Non è dunque vero che è solo un fine teologo. Partecipa per quanto lo
informano e, spesso, si trova di fronte a quegli scontri, quei blocchi
di potere che, entrando in collisione tra loro, rallentano,
anestetizzano l’opera riformatrice portata avanti.
È accaduto con la storia di monsignor
Viganò, il numero due del governatorato, l’ente che segue spese,
appalti, forniture e servizi prestati nel piccolo Stato. Viganò denunciò
casi di corruzione, spese gonfiate, appalti poco chiari, e poi si
ritenne vittima di una congiura ai suoi danni ordita addirittura dal
segretario di Stato Bertone. Viganò scrisse tutto al Papa, lettere
pesantissime che segnalavano vicende oscure. Ci furono dei colloqui
privati tra Viganò e Ratzinger. Colloqui che turbarono il Santo Padre
tanto che, una volta salutato il monsignore, Ratzinger si confortava
nella cappella privata a pregare, rinviando gli impegni in agenda.
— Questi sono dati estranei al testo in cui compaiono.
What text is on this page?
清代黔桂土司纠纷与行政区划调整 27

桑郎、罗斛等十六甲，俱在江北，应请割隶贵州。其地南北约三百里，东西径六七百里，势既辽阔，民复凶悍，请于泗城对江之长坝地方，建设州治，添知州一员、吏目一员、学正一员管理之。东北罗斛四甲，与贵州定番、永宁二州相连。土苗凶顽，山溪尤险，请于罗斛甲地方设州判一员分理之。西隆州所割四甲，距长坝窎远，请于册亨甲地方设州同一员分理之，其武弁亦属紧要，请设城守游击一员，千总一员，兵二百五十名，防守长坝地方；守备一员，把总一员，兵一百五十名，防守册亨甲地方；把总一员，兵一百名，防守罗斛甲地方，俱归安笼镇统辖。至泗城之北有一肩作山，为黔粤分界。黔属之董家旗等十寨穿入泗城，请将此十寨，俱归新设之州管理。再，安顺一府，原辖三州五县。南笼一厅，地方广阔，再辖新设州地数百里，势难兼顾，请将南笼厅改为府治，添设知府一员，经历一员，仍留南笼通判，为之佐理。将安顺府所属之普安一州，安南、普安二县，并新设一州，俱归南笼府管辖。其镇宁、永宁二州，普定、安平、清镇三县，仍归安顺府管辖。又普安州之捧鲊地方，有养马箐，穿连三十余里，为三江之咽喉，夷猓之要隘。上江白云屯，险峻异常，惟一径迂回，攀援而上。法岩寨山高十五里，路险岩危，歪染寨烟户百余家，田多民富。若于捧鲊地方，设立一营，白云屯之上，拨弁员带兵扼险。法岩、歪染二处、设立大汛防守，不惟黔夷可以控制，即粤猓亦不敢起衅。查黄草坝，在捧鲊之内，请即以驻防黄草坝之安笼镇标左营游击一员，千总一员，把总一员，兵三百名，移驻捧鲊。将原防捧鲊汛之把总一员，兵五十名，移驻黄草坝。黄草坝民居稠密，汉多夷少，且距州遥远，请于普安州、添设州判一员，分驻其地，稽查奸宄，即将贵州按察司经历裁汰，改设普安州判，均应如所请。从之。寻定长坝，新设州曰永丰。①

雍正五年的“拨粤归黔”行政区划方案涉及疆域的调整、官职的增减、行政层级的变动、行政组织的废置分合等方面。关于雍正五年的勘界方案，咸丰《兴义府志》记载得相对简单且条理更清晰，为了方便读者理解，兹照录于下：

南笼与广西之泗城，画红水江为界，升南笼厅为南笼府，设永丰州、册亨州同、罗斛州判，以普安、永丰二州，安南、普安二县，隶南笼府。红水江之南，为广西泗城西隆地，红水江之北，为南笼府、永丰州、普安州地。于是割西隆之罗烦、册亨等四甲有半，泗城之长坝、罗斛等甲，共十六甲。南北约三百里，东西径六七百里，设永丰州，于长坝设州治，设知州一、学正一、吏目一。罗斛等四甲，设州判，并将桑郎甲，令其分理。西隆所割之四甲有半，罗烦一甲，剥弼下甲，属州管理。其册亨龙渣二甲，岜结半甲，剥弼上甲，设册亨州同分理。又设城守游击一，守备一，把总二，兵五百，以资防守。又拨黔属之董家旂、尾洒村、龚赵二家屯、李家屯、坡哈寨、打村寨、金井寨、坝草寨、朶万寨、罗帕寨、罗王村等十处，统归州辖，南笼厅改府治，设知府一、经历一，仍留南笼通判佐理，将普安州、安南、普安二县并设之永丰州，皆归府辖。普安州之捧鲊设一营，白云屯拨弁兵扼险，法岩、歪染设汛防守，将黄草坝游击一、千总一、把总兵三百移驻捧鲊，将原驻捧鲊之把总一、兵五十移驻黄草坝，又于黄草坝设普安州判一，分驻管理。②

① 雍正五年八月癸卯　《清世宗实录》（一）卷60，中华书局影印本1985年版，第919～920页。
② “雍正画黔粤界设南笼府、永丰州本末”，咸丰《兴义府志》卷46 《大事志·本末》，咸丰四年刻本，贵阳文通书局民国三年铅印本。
Certo non per paura, ma per trovare conforto, indicazioni e guida nella
preghiera.
Prelati compiacenti
- Così lo Ior, la banca nevralgica per gli investimenti e per il lato
più delicato che tocca questa teocrazia, ovvero il rapporto con il
denaro. Eravamo nel 2009 quando proprio Ratzinger e Bertone scelsero
Gotti Tedeschi, con l’incarico di mettere l’istituto al passo con le
norme anti riciclaggio. Sono passati quattro anni e ancora oggi quella
banca è come un grande profondo armadio pieno di scheletri. Ogni tanto
emergono dagli angoli del pianeta vicende che vedono dei conti intestati
a sacerdoti, suore, prestanomi, snodi essenziali di storie di
corruzione, malversazione, truffe e di criminalità finanziaria. Per
questo dei blocchi hanno cercato di porre un argine all’indispensabile
richiesta di trasparenza che veniva dagli organi di controllo
internazionali chiamati a valutare la bontà della banca. Perché non si
svuotano invece i cassetti, rispondendo alle richieste di assistenza
giudiziaria dei magistrati impegnati in inchieste che toccano la banca?
E soprattutto quanti, quali sono i conti scomodi di civili che hanno
trovato sacerdoti compiacenti per far custodire nel caveau della banca
del Papa i loro denari imbarazzanti?
Sono due questioni – Ior e Viganò- che
hanno pesato nella Curia Romana, e che sono arrivate sino alla scrivania
del Papa. Non è un caso che una delle ultime riunioni prima
dell’annuncio delle dimissioni avesse avuto al centro questioni
economiche e finanziarie. Fino ai colloqui con esperti di queste
vicende, come il cardinale Attilio Nicora – uno dei riformatori, ha
portato avanti anche in solitudine la battaglia per la trasparenza – e
Jean-Louis Tauran. Vicende che hanno contribuito – a mio avviso – alla
sua umile scelta di fare un passo indietro.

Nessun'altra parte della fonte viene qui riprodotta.